Choose your ambulance service provider well
As if being involved in an accident or medical emergency is not bad enough, it is disconcerting to hear that the ambulance taking you or your loved one to a hospital or clinic for treatment may in fact, be causing you further physical or financial pain.
Our follow-up report in this edition about the dodgy state of the private ambulance sector is indeed, cause for alarm.
On a multitude of levels, patients’ lives are being placed at significant risk.
As an aside, complaints are often made about the level of service from the KZN Emergency Medical Rescue Services, and while it may be true that at times they are hindered by strikes, vehicle shortages or administrative woes, one thing is certain: the ambulance personnel who arrive on scene will be qualified and properly equipped.
Based on our interviews with experienced paramedics, the same cannot be said for the private ambulance sector – which appears to be poorly controlled and monitored, despite the necessary legislation being in place.

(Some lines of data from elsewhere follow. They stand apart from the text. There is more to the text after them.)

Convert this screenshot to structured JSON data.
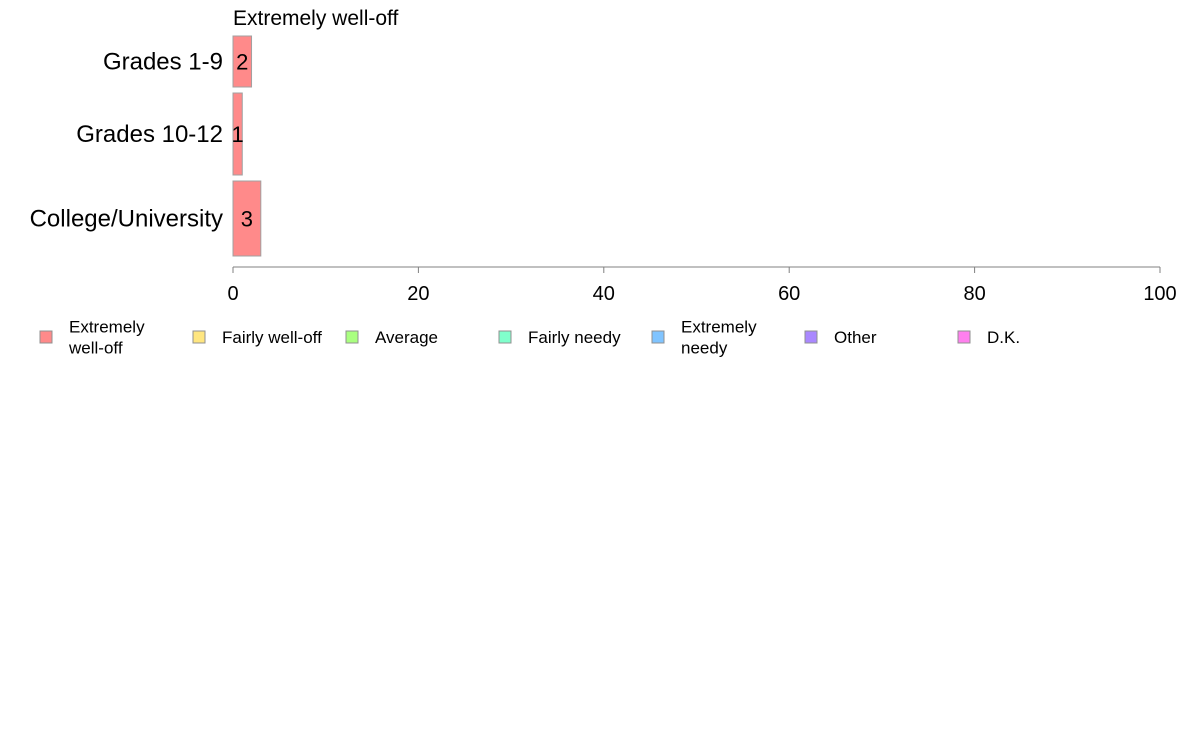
{
  "chart_data": {
    "type": "bar",
    "orientation": "horizontal",
    "categories": [
      "Grades 1-9",
      "Grades 10-12",
      "College/University"
    ],
    "series": [
      {
        "name": "Extremely well-off",
        "color": "#ff8a8a",
        "values": [
          2,
          1,
          3
        ]
      }
    ],
    "series_title": "Extremely well-off",
    "data_labels": [
      "2",
      "1",
      "3"
    ],
    "xlim": [
      0,
      100
    ],
    "xticks": [
      "0",
      "20",
      "40",
      "60",
      "80",
      "100"
    ],
    "grid": false,
    "legend_position": "bottom",
    "legend": [
      {
        "lines": [
          "Extremely",
          "well-off"
        ],
        "color": "#ff8a8a"
      },
      {
        "lines": [
          "Fairly well-off"
        ],
        "color": "#ffe680"
      },
      {
        "lines": [
          "Average"
        ],
        "color": "#aaff80"
      },
      {
        "lines": [
          "Fairly needy"
        ],
        "color": "#80ffcc"
      },
      {
        "lines": [
          "Extremely",
          "needy"
        ],
        "color": "#80c4ff"
      },
      {
        "lines": [
          "Other"
        ],
        "color": "#aa88ff"
      },
      {
        "lines": [
          "D.K."
        ],
        "color": "#ff80ee"
      }
    ]
  }
}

Ambulance service providers touting for business at taxi ranks is almost unimaginable, but apparently anything will be done to get medical aids to fork out for ‘patients’ who need to be transferred to a medical facility.
The financial cost of transfer is high, especially when the patient is labelled as critical and in need of the highest level of care and equipment en route to the hospital or clinic.
The medical aids invariably pick up the bill, whether or not the patient in fact, required the level of transfer stated by the doctor – or even if it was a nonexistent ‘ghost patient’.
Medical aid companies have got wise to the fraudulent activities taking place and have instituted legal action in some cases.
This has seen the number of private ambulances on our roads reduced greatly in recent times.
But other issues remain, the worst of which concern unqualified ambulance personnel and sub-standard ambulances and equipment.
The assumption is that the people in the ambulance, or those attending a concert or sporting event, are well qualified to handle any situation that may arise, these both in terms of their proficiency and the equipment they carry.
Insiders believe this is very seldom the case, and they urge those who appoint ambulance personnel for functions to look carefully at which service provider they choose.
An unqualified medic from a company that has no insurance or public liability cover, is an accident waiting to happen.